Adama André Compaoré : Il y a d’abord eu les élections que M. Maurice a organisées et remportées. Il y a eu des fraudes massives. Le climat politique commençait déjà à s’alourdir. Vers Noël 1965, alors que les syndicats s’agitaient à propos de la baisse du pouvoir d’achat avec l’abattement des salaires des fonctionnaires, M. Maurice est parti en Côte d’Ivoire pour discuter de la double nationalité. Pendant son absence, le pays était dans tous les sens, ça s’agitait. Le ministre Tiémoko Kaboré, qui assurait l’intérim du président, m’a dit de téléphoner à M. Maurice pour qu’il rentre, au regard de la dégradation de la situation. Le président n’a pas apprécié mon coup de fil, en disant que je voulais l’effrayer alors que la situation n’avait rien d’effrayant. Je me suis rangé. A son retour, le 31 décembre, des personnalités ont dit au président de mesurer son optimisme car en ville les gens se préparaient, et le début du week-end risquait de ne pas être facile. Le président n’a pas cru devoir tenir compte de toutes ces remarques, et on a dansé. C’était le samedi 31 décembre. Le dimanche, tout semblait calme. En fait, les gens se préparaient en douce et dans le plus grand secret. On ne voyait rien mais on entendait les gens lâcher dans la rue : « ça va chauffer ! » Le lundi 2 janvier, on sentait que les gens continuaient de préparer la journée du 3.

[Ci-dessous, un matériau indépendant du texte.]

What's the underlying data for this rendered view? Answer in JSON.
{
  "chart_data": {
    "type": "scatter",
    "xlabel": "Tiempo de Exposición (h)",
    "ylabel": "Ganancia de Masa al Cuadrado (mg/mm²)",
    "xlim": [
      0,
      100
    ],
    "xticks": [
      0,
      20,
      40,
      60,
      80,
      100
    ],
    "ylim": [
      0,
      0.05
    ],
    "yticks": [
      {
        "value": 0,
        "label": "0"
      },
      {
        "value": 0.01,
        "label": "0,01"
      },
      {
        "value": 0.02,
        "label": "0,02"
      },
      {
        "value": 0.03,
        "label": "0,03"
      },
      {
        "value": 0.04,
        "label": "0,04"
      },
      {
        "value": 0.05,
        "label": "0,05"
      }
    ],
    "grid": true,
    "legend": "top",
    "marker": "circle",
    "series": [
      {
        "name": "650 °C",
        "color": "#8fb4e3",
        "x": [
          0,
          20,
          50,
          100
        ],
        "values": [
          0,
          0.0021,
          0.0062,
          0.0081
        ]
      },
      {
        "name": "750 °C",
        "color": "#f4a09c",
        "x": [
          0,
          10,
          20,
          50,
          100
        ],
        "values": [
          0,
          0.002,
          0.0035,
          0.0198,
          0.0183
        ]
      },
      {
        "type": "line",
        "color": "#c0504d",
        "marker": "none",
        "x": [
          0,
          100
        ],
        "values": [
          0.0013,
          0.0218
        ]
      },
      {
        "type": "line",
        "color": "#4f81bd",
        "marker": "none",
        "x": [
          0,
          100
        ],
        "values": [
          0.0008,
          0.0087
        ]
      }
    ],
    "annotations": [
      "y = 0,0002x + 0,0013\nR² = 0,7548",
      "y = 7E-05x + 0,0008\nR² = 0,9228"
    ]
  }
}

Quelles mesures le gouvernement a-t-il prises pour faire face à la situation ?

En réalité, les discussions étaient secrètes, des contacts ont eu lieu mais n’ont donné aucun résultat. Dans la nuit du 2 au 3 janvier, j’étais au cœur de l’événement. Maurice a reçu le lieutenant-colonel Lamizana avec son adjoint. Ils ont discuté dans le bureau du président et c’est là que j’ai appris que le colonel a dit qu’il donnait des ordres mais l’armée n’obéissait pas. Pendant ce temps, les syndicats faisaient du tapage à la Bourse du travail. M. Maurice a envoyé Denis pour aller les arrêter. Mais ce dernier a échoué parce que c’était trop chaud. La nuit du 2 au 3 fut la nuit des tractations. J’ai eu l’impression que les gens étaient fatigués du régime.

Que s’est-il passé le jour J, c’est-à-dire le 3 janvier ?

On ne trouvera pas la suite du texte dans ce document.